Anthon Jason | CRCS | Wednesday Forum Report
Global power structures construct the experience of a Westerner converting to Islam as strange, against logical thinking, and moving from modernity to backwardness. This narrative and discourse last until now, which is a narrative about the superiority of one particular ethnicity and religion to other races and beliefs.
Sharing her experience as a German woman converting to Islam in Indonesia, while locating that experience in a postcolonial perspective, Dr Katrin Bandel gave a presentation at the CRCS-ICRS Wednesday Forum on April 26th, 2017. She reflected on her experience in relation to her position as an academic, a lecturer at Sanata Dharma University, Yogyakarta, and a German woman living in the country with the largest Muslim population in the world.
Dr Bandel began her presentation by narrating her own experience when she went back to Germany to visit her family. As a Muslim woman, Dr Bandel wore a veil (jilbab). However, to avoid conflict and to respect her parents, she took off her veil when she arrived at the airport of her home country. Comparing her experiences as an ordinary German woman and now as a Muslim, Dr Bandel reflected on how her inner feeling has changed due to the shifting identity she experienced in a short time during her trip going back to Germany. “When I had a veil on, I felt like somehow close to all the black people who were working at the airport,” she said, “because although they are black and I am white, we were both the minority, but then when I took off my jilbab, I was just a European woman then suddenly I felt the distance…” In her book, Kajian Gender dalam Konteks Pascakolonial (Gender Studies in the Postcolonial Context), she goes further investigating what it is actually from this experience and why it should interest others.
Common people in Western society imagine progress as a move from a religious society to a secular one. Dr Bandel quoted a Muslim German, Ersa Ozyurek (2005: 3) saying, “Mainstream society marginalizes German converts to Islam, and questions their Germanness and Europeaness, based on the belief that one cannot be a German or European and a Muslim at the same time.” Germany is perceived as a modern state and Islam is seen as opposed to progressive values. Islam is also presented as not compatible with democracy. This perception, Dr Bandel argued, is shaped by global power structures.
The tension between two identities as a German and a Muslim pushed her to an ambivalent position. Her racial identity and religious identity seems unfit to each other in the eyes of common European people. She felt like in the battlefield since she has the elements on both sides; emotionally and logically she engaged with these two identities. She ended her story with questions: Is this relevant to others in Indonesia?
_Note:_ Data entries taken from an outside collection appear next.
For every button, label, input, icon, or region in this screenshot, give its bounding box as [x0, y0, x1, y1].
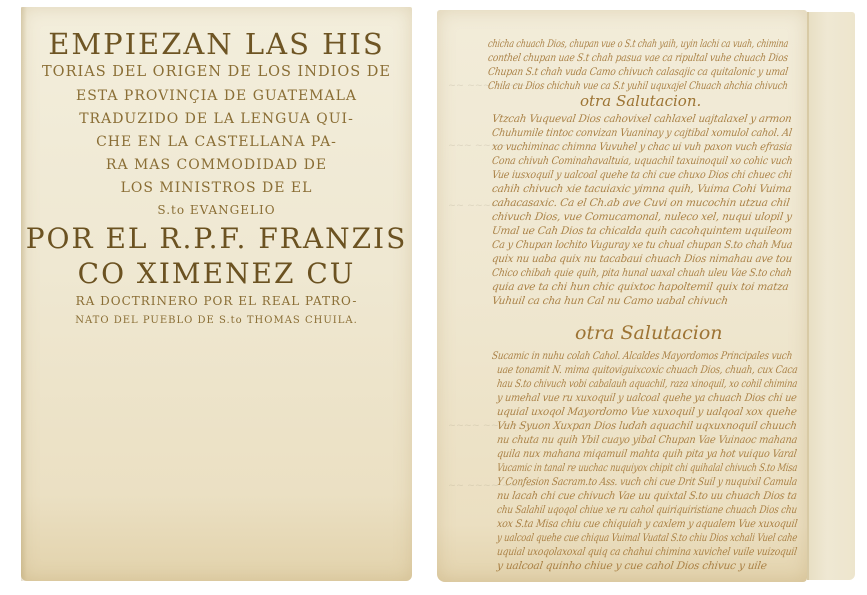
handwritten-line: Ca y Chupan lochito Vuguray xe tu chual …: [491, 239, 793, 251]
footer-line: RA DOCTRINERO POR EL REAL PATRO-: [21, 295, 412, 307]
title-line: RA MAS COMMODIDAD DE: [21, 158, 412, 172]
title-line: LOS MINISTROS DE EL: [21, 181, 412, 195]
handwritten-line: uae tonamit N. mima quitoviguixcoxic chu…: [496, 364, 798, 376]
handwritten-line: Vuhuil ca cha hun Cal nu Camo uabal chiv…: [491, 295, 728, 307]
handwritten-line: nu chuta nu quih Ybil cuayo yibal Chupan…: [496, 434, 798, 446]
handwritten-line: Chila cu Dios chichuh vue ca S.t yuhil u…: [487, 80, 788, 92]
handwritten-line: xox S.ta Misa chiu cue chiquiah y caxlem…: [496, 518, 798, 530]
handwritten-line: quia ave ta chi hun chic quixtoc hapolte…: [491, 281, 789, 293]
handwritten-line: Sucamic in nuhu colah Cahol. Alcaldes Ma…: [491, 350, 793, 362]
handwritten-line: Vucamic in tanal re uuchac nuquiyox chip…: [496, 462, 798, 474]
handwritten-line: y umehal vue ru xuxoquil y ualcoal quehe…: [496, 392, 797, 404]
handwritten-line: xo vuchiminac chimna Vuvuhel y chac ui v…: [491, 141, 793, 153]
handwritten-line: Y Confesion Sacram.to Ass. vuch chi cue …: [496, 476, 798, 488]
title-line: S.to EVANGELIO: [21, 204, 412, 216]
title-line: ESTA PROVINÇIA DE GUATEMALA: [21, 89, 412, 103]
handwritten-line: chu Salahil uqoqol chiue xe ru cahol qui…: [496, 504, 798, 516]
handwritten-line: hau S.to chivuch vobi cabalauh aquachil,…: [496, 378, 798, 390]
handwritten-line: Vtzcah Vuqueval Dios cahovixel cahlaxel …: [491, 113, 792, 125]
handwritten-line: quila nux mahana miqamuil mahta quih pit…: [496, 448, 797, 460]
handwritten-line: cahih chivuch xie tacuiaxic yimna quih, …: [491, 183, 792, 195]
right-page-fold-strip: [807, 12, 855, 580]
handwritten-line: cahacasaxic. Ca el Ch.ab ave Cuvi on muc…: [491, 197, 790, 209]
footer-line: NATO DEL PUEBLO DE S.to THOMAS CHUILA.: [21, 316, 412, 326]
handwritten-line: chivuch Dios, vue Comucamonal, nuleco xe…: [491, 211, 792, 223]
title-line: TRADUZIDO DE LA LENGUA QUI-: [21, 112, 412, 126]
title-line: EMPIEZAN LAS HIS: [21, 30, 412, 59]
handwritten-line: Chupan S.t chah vuda Camo chivuch calasa…: [487, 66, 789, 78]
author-line: CO XIMENEZ CU: [21, 260, 412, 288]
handwritten-line: Vue iusxoquil y ualcoal quehe ta chi cue…: [491, 169, 792, 181]
handwritten-line: Vuh Syuon Xuxpan Dios ludah aquachil uqx…: [496, 420, 797, 432]
handwritten-line: Cona chivuh Cominahavaltuia, uquachil ta…: [491, 155, 793, 167]
section-heading: otra Salutacion.: [580, 92, 701, 110]
handwritten-line: quix nu uaba quix nu tacabaui chuach Dio…: [491, 253, 793, 265]
handwritten-line: uquial uxoqolaxoxal quiq ca chahui chimi…: [496, 546, 797, 558]
handwritten-line: chicha chuach Dios, chupan vue o S.t cha…: [487, 38, 789, 50]
handwritten-line: uquial uxoqol Mayordomo Vue xuxoquil y u…: [496, 406, 797, 418]
handwritten-line: y ualcoal quinho chiue y cue cahol Dios …: [496, 560, 767, 572]
handwritten-line: conthel chupan uae S.t chah pasua vae ca…: [487, 52, 789, 64]
author-line: POR EL R.P.F. FRANZIS: [21, 225, 412, 253]
title-line: CHE EN LA CASTELLANA PA-: [21, 135, 412, 149]
handwritten-line: Chuhumile tintoc convizan Vuaninay y caj…: [491, 127, 793, 139]
handwritten-line: y ualcoal quehe cue chiqua Vuimal Vuatal…: [496, 532, 798, 544]
handwritten-line: Umal ue Cah Dios ta chicalda quih cacohq…: [491, 225, 793, 237]
handwritten-line: Chico chibah quie quih, pita hunal uaxal…: [491, 267, 792, 279]
title-block: EMPIEZAN LAS HIS TORIAS DEL ORIGEN DE LO…: [21, 30, 412, 326]
handwritten-line: nu lacah chi cue chivuch Vae uu quixtal …: [496, 490, 797, 502]
section-heading: otra Salutacion: [575, 322, 723, 344]
title-line: TORIAS DEL ORIGEN DE LOS INDIOS DE: [21, 65, 412, 80]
Why, and in what manner?
In the Q&A session, a participant asked whether incompatibility between Islam and Western identity really exists, while there are many scholars who argue that both are not opposed to each other. Dr Bandel answered that whether or not it factually exists, it really exists there as a discourse; and as a discourse that takes shape in hands of media and global power structures, it influences people’s perceptions about a particular ethnicity or religion. Another question that came up in the discussion was whether Dr Bandel had to announce her conversion in public. She said she preferred to keep her spiritual journey in private and didn’t want to be written in a series of muallaf stories. She also doesn’t want to be perceived in a conversion story framed as a win or lose war between Islam and other religions. She honestly acknowledged that her conversion to Islam was a form of hidayah (God’s guidance), a term that, she admitted, cannot be academically explained.
Anthon Jason is CRCS student of the 2016 batch.